‘Quando a gente não dá o devido valor à escola, temos esse País’
Eleita 'educadora do ano', a diretora escolar Eliane Leite fala dos desafios da educação na pandemia e sobre o repensar das escolas
O afastamento do chão da escola devido à pandemia, não impediu que Eliane Leite fosse reconhecida pelo papel que desempenhou à frente da ETEC Pirituba, escola estadual na zona norte da cidade de São Paulo, ao longo de 2020. Há poucas semanas, a diretora foi eleita “educadora do ano” pelo Prêmio Mulheres que Transformam, da XP Inc.
O cenário adverso tornou a premiação ainda mais especial, que ela atribui à educação como um todo. “É uma conquista da educação pública que está sendo premiada em meu nome. É uma homenagem a todos os professores que estão na linha de frente desta realidade ainda mais desafiadora depois do início da pandemia”.
A escola, que atende cerca de 920 estudantes, passou o ano inteiramente à distância, o que trouxe desafios não só para a diretora, mas para todo o time pedagógico.
“Escola é relação, não é só conteúdo.

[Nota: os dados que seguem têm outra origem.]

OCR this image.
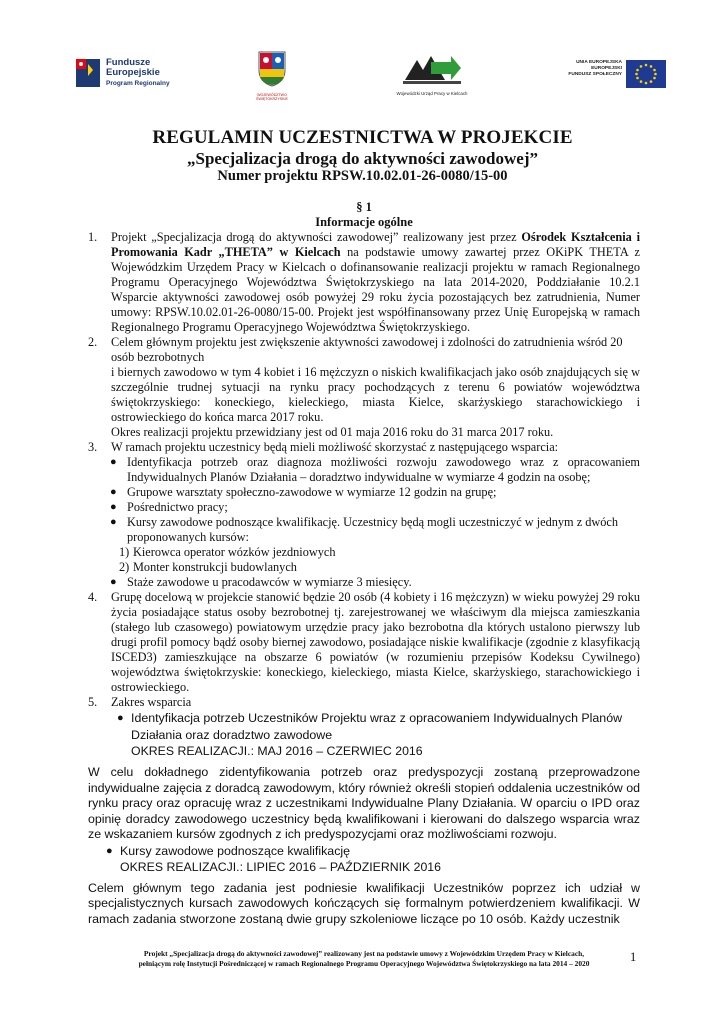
Fundusze Europejskie
Program Regionalny
WOJEWÓDZTWO ŚWIĘTOKRZYSKIE
Wojewódzki Urząd Pracy w Kielcach
UNIA EUROPEJSKA
EUROPEJSKI
FUNDUSZ SPOŁECZNY
REGULAMIN UCZESTNICTWA W PROJEKCIE
„Specjalizacja drogą do aktywności zawodowej”
Numer projektu RPSW.10.02.01-26-0080/15-00
§ 1
Informacje ogólne
1. Projekt „Specjalizacja drogą do aktywności zawodowej” realizowany jest przez Ośrodek Kształcenia i Promowania Kadr „THETA” w Kielcach na podstawie umowy zawartej przez OKiPK THETA z Wojewódzkim Urzędem Pracy w Kielcach o dofinansowanie realizacji projektu w ramach Regionalnego Programu Operacyjnego Województwa Świętokrzyskiego na lata 2014-2020, Poddziałanie 10.2.1 Wsparcie aktywności zawodowej osób powyżej 29 roku życia pozostających bez zatrudnienia, Numer umowy: RPSW.10.02.01-26-0080/15-00. Projekt jest współfinansowany przez Unię Europejską w ramach Regionalnego Programu Operacyjnego Województwa Świętokrzyskiego.
2. Celem głównym projektu jest zwiększenie aktywności zawodowej i zdolności do zatrudnienia wśród 20 osób bezrobotnych
i biernych zawodowo w tym 4 kobiet i 16 mężczyzn o niskich kwalifikacjach jako osób znajdujących się w szczególnie trudnej sytuacji na rynku pracy pochodzących z terenu 6 powiatów województwa świętokrzyskiego: koneckiego, kieleckiego, miasta Kielce, skarżyskiego starachowickiego i ostrowieckiego do końca marca 2017 roku.
Okres realizacji projektu przewidziany jest od 01 maja 2016 roku do 31 marca 2017 roku.
3. W ramach projektu uczestnicy będą mieli możliwość skorzystać z następującego wsparcia:
● Identyfikacja potrzeb oraz diagnoza możliwości rozwoju zawodowego wraz z opracowaniem Indywidualnych Planów Działania – doradztwo indywidualne w wymiarze 4 godzin na osobę;
● Grupowe warsztaty społeczno-zawodowe w wymiarze 12 godzin na grupę;
● Pośrednictwo pracy;
● Kursy zawodowe podnoszące kwalifikację. Uczestnicy będą mogli uczestniczyć w jednym z dwóch proponowanych kursów:
1) Kierowca operator wózków jezdniowych
2) Monter konstrukcji budowlanych
● Staże zawodowe u pracodawców w wymiarze 3 miesięcy.
4. Grupę docelową w projekcie stanowić będzie 20 osób (4 kobiety i 16 mężczyzn) w wieku powyżej 29 roku życia posiadające status osoby bezrobotnej tj. zarejestrowanej we właściwym dla miejsca zamieszkania (stałego lub czasowego) powiatowym urzędzie pracy jako bezrobotna dla których ustalono pierwszy lub drugi profil pomocy bądź osoby biernej zawodowo, posiadające niskie kwalifikacje (zgodnie z klasyfikacją ISCED3) zamieszkujące na obszarze 6 powiatów (w rozumieniu przepisów Kodeksu Cywilnego) województwa świętokrzyskie: koneckiego, kieleckiego, miasta Kielce, skarżyskiego, starachowickiego i ostrowieckiego.
5. Zakres wsparcia
● Identyfikacja potrzeb Uczestników Projektu wraz z opracowaniem Indywidualnych Planów Działania oraz doradztwo zawodowe
OKRES REALIZACJI.: MAJ 2016 – CZERWIEC 2016
W celu dokładnego zidentyfikowania potrzeb oraz predyspozycji zostaną przeprowadzone indywidualne zajęcia z doradcą zawodowym, który również określi stopień oddalenia uczestników od rynku pracy oraz opracuję wraz z uczestnikami Indywidualne Plany Działania. W oparciu o IPD oraz opinię doradcy zawodowego uczestnicy będą kwalifikowani i kierowani do dalszego wsparcia wraz ze wskazaniem kursów zgodnych z ich predyspozycjami oraz możliwościami rozwoju.
● Kursy zawodowe podnoszące kwalifikację
OKRES REALIZACJI.: LIPIEC 2016 – PAŹDZIERNIK 2016
Celem głównym tego zadania jest podniesie kwalifikacji Uczestników poprzez ich udział w specjalistycznych kursach zawodowych kończących się formalnym potwierdzeniem kwalifikacji. W ramach zadania stworzone zostaną dwie grupy szkoleniowe liczące po 10 osób. Każdy uczestnik
Projekt „Specjalizacja drogą do aktywności zawodowej” realizowany jest na podstawie umowy z Wojewódzkim Urzędem Pracy w Kielcach,
pełniącym rolę Instytucji Pośredniczącej w ramach Regionalnego Programu Operacyjnego Województwa Świętokrzyskiego na lata 2014 – 2020	1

Nos vimos tendo que ir nos relacionar via plataformas que não conhecíamos bem, que não nos garantiam o olho no olho, e ainda assim buscar esse vínculo com os estudantes, que é extremante importante, e também com os familiares”, conta.

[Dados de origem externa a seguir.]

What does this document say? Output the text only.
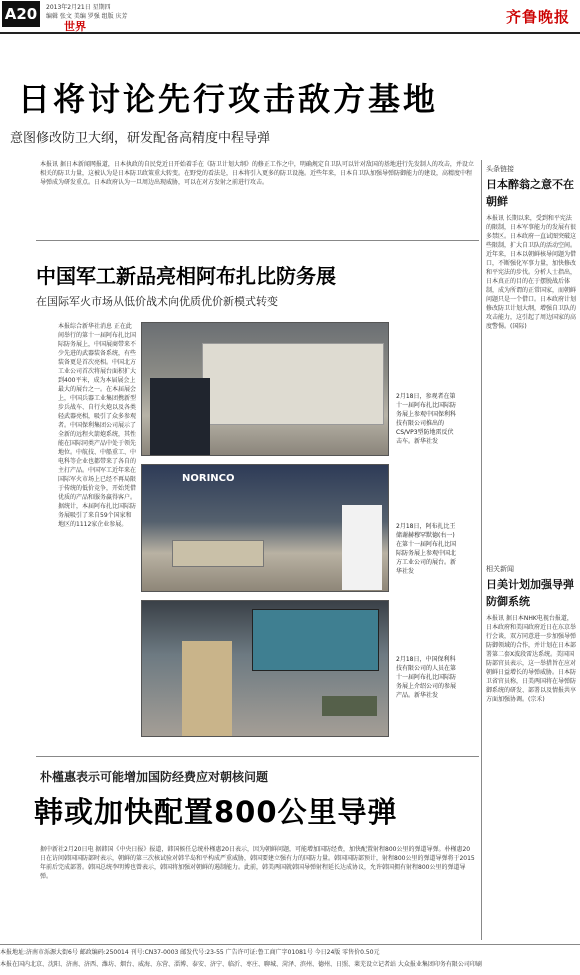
A20	2013年2月21日 星期四
编辑 张文 美编 罗强 组版 庆芳
世界
齐鲁晚报
日将讨论先行攻击敌方基地
意图修改防卫大纲，研发配备高精度中程导弹
本报讯 据日本新闻网报道，日本执政的自民党近日开始着手在《防卫计划大纲》的修正工作之中，明确规定自卫队可以针对敌国的基地进行先发制人的攻击，并设立相关的防卫力量，这被认为是日本防卫政策重大转变。在野党的看法是，日本将引入更多的防卫设施。近些年来，日本自卫队加强导弹防御能力的建设，高精度中程导弹成为研发重点。日本政府认为一旦周边出现威胁，可以在对方发射之前进行攻击。
中国军工新品亮相阿布扎比防务展
在国际军火市场从低价战术向优质优价新模式转变
本报综合新华社消息 正在此间举行的第十一届阿布扎比国际防务展上，中国展商带来不少先进的武器装备系统，有些装备更是首次亮相。中国北方工业公司首次将展台面积扩大到400平米，成为本届展会上最大的展台之一。在本届展会上，中国兵器工业集团携新型步兵战车、自行火炮以及各类轻武器亮相，吸引了众多参观者。中国保利集团公司展示了全新的远程火箭炮系统，其性能在国际同类产品中处于领先地位。中航技、中船重工、中电科等企业也都带来了各自的主打产品。中国军工近年来在国际军火市场上已经不再局限于传统的低价竞争，开始凭借优质的产品和服务赢得客户。据统计，本届阿布扎比国际防务展吸引了来自59个国家和地区的1112家企业参展。
2月18日，参观者在第十一届阿布扎比国际防务展上参观中国保利科技有限公司推出的CS/VP3型防地雷反伏击车。新华社发
NORINCO
2月18日，阿布扎比王储谢赫穆罕默德(右一)在第十一届阿布扎比国际防务展上参观中国北方工业公司的展台。新华社发
2月18日，中国保利科技有限公司的人员在第十一届阿布扎比国际防务展上介绍公司的参展产品。新华社发
朴槿惠表示可能增加国防经费应对朝核问题
韩或加快配置800公里导弹
据中新社2月20日电 据韩国《中央日报》报道，韩国候任总统朴槿惠20日表示，因为朝鲜问题，可能增加国防经费，加快配置射程800公里的弹道导弹。朴槿惠20日在访问韩国国防部时表示，朝鲜的第三次核试验对韩半岛和平构成严重威胁，韩国要建立强有力的国防力量。韩国国防部预计，射程800公里的弹道导弹将于2015年前后完成部署。韩国总统李明博也曾表示，韩国将加强对朝鲜的遏制能力。此前，韩美两国就韩国导弹射程延长达成协议，允许韩国拥有射程800公里的弹道导弹。
头条链接
日本醉翁之意不在朝鲜
本报讯 长期以来，受到和平宪法的限制，日本军事能力的发展有很多禁区。日本政府一直试图突破这些限制，扩大自卫队的活动空间。近年来，日本以朝鲜核导问题为借口，不断强化军事力量，加快修改和平宪法的步伐。分析人士指出，日本真正的目的在于摆脱战后体制，成为所谓的正常国家，而朝鲜问题只是一个借口。日本政府计划修改防卫计划大纲，增强自卫队的攻击能力，这引起了周边国家的高度警惕。(国际)
相关新闻
日美计划加强导弹防御系统
本报讯 据日本NHK电视台报道，日本政府和美国政府近日在东京举行会谈，双方同意进一步加强导弹防御领域的合作，并计划在日本部署第二套X波段雷达系统。美国国防部官员表示，这一举措旨在应对朝鲜日益增长的导弹威胁。日本防卫省官员称，日美两国将在导弹防御系统的研发、部署以及情报共享方面加强协调。(宗禾)
本报地址:济南市泺源大街6号 邮政编码:250014 刊号:CN37-0003 邮发代号:23-55 广告许可证:鲁工商广字01081号 今日24版 零售价0.50元
本报在国内北京、沈阳、济南、济西、潍坊、烟台、威海、东营、淄博、泰安、济宁、临沂、枣庄、聊城、菏泽、滨州、德州、日照、莱芜设立记者站 大众报业集团印务有限公司印刷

Também pesou a realidade social e econômica dos alunos. “A falta de conexão foi um grande entrave, muitos não tinham acesso à internet ou a equipamentos como computadores e celulares para acompanhar o ensino remoto”, narra a professora, que citou a entrega de chips aos estudantes com mais dificuldades pelo Centro Paula Souza, autarquia do governo do estado de São Paulo à qual a escola é vinculada.
As estratégias, conta Eliana, funcionaram melhor com os estudantes mais jovens, mas não tão bem com os adultos que frequentam o período noturno — a escola tem alunos de até 60 anos nos cursos técnicos. “Muitos estudantes mais velhos, perderam seus empregos no meio da pandemia, outros conseguiram se alocar em atividades noturnas para tentar levar o sustento para casa. Com isso, tiveram que escolher entre estudar e trabalhar e, nessa situação, a necessidade fala mais alto”, lamenta a diretora.
“O Brasil precisa fazer a lição de casa”
Para a educadora, a pandemia revelou que o País vem deixando de investir em educação. “O País precisa fazer a lição de casa, investir realmente na educação. Temos que olhar para os espaços escolares, repensar a estruturação deles, seus equipamentos, enfrentar a falta de conexão presente no País”, atesta.
“Se a gente quiser um País mais justo e igualitário é pela educação, não tem outro caminho. E daí que nascem as oportunidades, o conhecimento para que não tenhamos, por exemplo, o negacionismo, a negação da Ciência. A escola colabora com todo esse processo. Quando a gente abandona a escola, não dá o seu devido valor, temos esse País que a gente tem”, critica.
Sobre o debate acerca do fechamento ou funcionamento das escolas, a educadora acredita que o País não deveria estar dividido. “A gente precisa olhar para as escolas, suas condições, seus espaços físicos, e entendermos se têm condições de atender os protocolos sanitários. Pensar também nos professores e profissionais”, pontua ela, que questiona: “Como podem voltar sem o mínimo de segurança?”
Para Eliane, a cobrança deve estar centrada na vacinação e na agilidade do processo, ainda moroso em todo o País. “Todo mundo precisa ser vacinado, essa é campanha que precisamos”, assegura.
“A escola não será mais a mesma”
A pandemia do coronavírus ainda traz tantas incertezas para as escolas. E Eliane Leite afirma que as unidades não serão as mesmas quando voltarem a atuar presencialmente.
“As transformações pelas quais passamos nesse período foram grandes, sobretudo do ponto de vistas das relações humanas, interpessoais, da valorização do outro”, garante.
A diretora entende que as escolas terão que apostar em novas formas de ensino e aprendizagem e de interagir com os estudantes. “Teremos que lançar mão de metodologias ativas, que facilitem a condução da autonomia dos alunos, que promovam mais engajamento. Vejo que os professores também estarão mais preparados para esse movimento porque eles também experimentaram novas tecnologias, estratégias e recursos pedagógicos diferenciados que valorizam o processo educativo”.
Para Eliane, é possível que, de fato, a educação caminhe para o modelo 4.0, que conta não só com uma gama de linguagens tecnológicas, como experimentação, projetos e vivências. “Talvez seja o momento de experimentarmos o ensino híbrido de fato que não é esse de um aluno estar na escola e outro em casa, como regra. Mas o que permite aos estudantes construções coletivas, fundamentadas, o envolvimento em projetos, e pesquisas para construir outras formas de conhecimento”.